A couple years ago, I had the privilege of sharing a meal with a leading scholar in my field who heads a lousy department in a big powerful university (which shouldnt have a lousy department, but history does these things). This guy has a national reputation, not only for the (sometimes) stellar quality of his own work, but also for his exceptional mentorship of graduate student. But his department eats junior faculty for breakfast. One of my colleagues had the beautiful audacity to ask him about a recently failed tenure case over our third glass of wine, and he gave us all these reasons the candidate (who had doubled most research-one expectations) wasnt good enough. Yes, I told him about his mentorship imballance, but people with egos that big (and three glasses of wine) usually forget things like that. (I hope.)
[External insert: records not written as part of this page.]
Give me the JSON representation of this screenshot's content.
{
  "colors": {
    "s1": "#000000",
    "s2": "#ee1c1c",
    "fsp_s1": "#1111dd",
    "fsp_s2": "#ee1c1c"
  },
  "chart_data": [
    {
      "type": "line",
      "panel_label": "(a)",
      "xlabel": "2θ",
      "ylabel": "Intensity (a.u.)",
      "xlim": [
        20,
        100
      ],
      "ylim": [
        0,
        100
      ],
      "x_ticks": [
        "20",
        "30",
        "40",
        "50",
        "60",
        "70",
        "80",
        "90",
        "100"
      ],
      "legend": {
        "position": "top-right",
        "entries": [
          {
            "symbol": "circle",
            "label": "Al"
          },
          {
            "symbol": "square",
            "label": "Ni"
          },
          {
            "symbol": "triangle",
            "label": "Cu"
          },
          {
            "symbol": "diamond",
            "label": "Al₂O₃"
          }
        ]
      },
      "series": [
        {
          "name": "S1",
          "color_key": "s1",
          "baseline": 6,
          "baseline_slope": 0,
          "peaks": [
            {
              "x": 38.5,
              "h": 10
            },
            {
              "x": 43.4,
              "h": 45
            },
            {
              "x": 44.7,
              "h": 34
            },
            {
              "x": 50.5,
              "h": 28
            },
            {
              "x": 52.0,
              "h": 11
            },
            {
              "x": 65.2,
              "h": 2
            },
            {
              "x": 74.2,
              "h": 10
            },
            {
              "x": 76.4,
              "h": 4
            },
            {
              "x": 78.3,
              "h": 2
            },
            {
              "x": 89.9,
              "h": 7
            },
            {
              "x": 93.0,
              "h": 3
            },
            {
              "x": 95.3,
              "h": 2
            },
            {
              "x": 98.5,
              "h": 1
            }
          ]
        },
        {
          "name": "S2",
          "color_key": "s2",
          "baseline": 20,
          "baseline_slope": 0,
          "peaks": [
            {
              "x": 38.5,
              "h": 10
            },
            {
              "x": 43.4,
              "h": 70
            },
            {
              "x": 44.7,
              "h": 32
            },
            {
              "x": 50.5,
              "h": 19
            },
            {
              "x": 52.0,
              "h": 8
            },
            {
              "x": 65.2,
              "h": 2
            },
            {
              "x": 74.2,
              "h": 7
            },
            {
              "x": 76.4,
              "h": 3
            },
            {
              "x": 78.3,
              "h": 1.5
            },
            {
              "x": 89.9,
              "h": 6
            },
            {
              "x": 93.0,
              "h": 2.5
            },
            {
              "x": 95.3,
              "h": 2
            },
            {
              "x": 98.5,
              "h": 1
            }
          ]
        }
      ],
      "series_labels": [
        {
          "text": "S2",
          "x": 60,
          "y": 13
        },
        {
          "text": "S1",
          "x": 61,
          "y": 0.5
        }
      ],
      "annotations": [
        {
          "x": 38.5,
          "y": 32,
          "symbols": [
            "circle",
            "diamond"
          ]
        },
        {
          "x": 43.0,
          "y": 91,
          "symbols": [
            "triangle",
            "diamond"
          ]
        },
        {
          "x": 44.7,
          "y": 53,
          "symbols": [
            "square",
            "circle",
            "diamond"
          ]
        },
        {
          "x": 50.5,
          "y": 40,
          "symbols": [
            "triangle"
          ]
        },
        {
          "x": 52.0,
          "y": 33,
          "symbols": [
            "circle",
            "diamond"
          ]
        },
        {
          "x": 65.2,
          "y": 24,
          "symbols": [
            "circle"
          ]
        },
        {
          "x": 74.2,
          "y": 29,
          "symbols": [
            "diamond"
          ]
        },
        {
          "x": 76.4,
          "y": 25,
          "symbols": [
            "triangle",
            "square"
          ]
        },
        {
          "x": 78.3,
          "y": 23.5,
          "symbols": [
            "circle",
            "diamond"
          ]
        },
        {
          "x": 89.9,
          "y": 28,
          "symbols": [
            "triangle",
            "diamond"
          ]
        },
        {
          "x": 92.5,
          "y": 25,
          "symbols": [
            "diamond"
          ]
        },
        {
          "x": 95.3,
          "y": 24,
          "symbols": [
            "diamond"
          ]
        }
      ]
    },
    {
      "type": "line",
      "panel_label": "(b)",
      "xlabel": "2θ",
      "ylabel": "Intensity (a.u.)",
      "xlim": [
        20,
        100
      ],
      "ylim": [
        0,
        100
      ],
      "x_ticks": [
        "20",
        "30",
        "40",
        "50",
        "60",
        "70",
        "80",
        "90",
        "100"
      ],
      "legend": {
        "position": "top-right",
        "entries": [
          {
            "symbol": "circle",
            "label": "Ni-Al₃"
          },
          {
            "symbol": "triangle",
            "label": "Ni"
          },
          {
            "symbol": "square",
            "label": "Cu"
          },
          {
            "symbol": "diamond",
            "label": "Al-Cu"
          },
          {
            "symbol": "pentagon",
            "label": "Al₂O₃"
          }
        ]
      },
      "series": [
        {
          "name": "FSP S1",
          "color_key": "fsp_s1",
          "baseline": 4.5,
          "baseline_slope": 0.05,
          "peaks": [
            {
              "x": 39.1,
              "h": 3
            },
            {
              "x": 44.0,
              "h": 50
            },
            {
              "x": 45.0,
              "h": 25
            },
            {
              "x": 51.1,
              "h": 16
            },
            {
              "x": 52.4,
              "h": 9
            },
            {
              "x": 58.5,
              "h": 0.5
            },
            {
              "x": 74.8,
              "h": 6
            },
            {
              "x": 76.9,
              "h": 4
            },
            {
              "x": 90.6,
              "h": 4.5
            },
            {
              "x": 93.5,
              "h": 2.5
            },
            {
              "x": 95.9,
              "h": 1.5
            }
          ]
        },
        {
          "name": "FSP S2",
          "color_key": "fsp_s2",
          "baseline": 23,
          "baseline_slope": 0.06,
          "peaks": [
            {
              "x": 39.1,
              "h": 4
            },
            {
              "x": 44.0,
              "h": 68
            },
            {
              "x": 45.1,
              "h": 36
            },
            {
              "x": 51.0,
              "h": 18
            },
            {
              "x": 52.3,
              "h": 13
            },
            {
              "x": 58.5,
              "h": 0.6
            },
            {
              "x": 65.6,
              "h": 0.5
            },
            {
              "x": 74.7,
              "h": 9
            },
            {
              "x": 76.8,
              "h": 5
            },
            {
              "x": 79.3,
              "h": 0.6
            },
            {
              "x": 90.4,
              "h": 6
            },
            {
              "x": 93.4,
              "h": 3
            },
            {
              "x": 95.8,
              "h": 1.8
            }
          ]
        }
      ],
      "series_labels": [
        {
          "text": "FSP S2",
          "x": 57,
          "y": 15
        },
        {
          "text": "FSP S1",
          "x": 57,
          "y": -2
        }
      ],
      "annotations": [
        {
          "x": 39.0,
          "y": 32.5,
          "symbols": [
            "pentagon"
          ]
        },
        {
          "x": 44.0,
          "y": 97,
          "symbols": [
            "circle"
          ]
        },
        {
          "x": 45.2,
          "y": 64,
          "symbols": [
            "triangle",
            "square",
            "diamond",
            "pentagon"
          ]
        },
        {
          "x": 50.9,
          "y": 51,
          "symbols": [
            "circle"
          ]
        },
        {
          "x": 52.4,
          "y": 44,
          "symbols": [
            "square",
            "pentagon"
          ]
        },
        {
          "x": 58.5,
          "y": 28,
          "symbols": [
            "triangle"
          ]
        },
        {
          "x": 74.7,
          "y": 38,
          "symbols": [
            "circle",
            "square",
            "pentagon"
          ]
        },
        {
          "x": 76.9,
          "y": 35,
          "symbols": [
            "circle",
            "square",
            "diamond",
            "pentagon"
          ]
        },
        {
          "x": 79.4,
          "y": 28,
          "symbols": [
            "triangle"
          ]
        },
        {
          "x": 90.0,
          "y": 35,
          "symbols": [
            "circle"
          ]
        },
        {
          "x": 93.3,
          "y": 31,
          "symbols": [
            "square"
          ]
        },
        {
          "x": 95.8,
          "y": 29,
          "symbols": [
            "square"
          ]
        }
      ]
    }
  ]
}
Now back to gender. When I wrote about my strategically incompetent female colleague, Clear, whose profile says hes male, chimed in to say he probably does too much photocopying. But it didnt take long for the discussion to conclude that women are expected to do photocopying more often than men. Im sure thats right, but Im concerned about two things, especially given the somewhat frightening Picture Secret XV:
1. how we react (differently) to similar behaviours from men vs. women (e.g. Should we expect the women who fought their way into the academy to act less competitively than their male colleagues?), and

2. how we might be mistreating each other because we might not know our genders, among other things.
The Globe says the young biologist took a job at Virginia to avoid conflict at MIT. Thats the South! I guess well find out later whether its also the metaphorical frying pan for her. According to wunderground.com, at 11:30 am Eastern time, the temperature is Boston is 77 F and Charlottesville, VA is 89 F.

Heres to making everyone dance for the camera!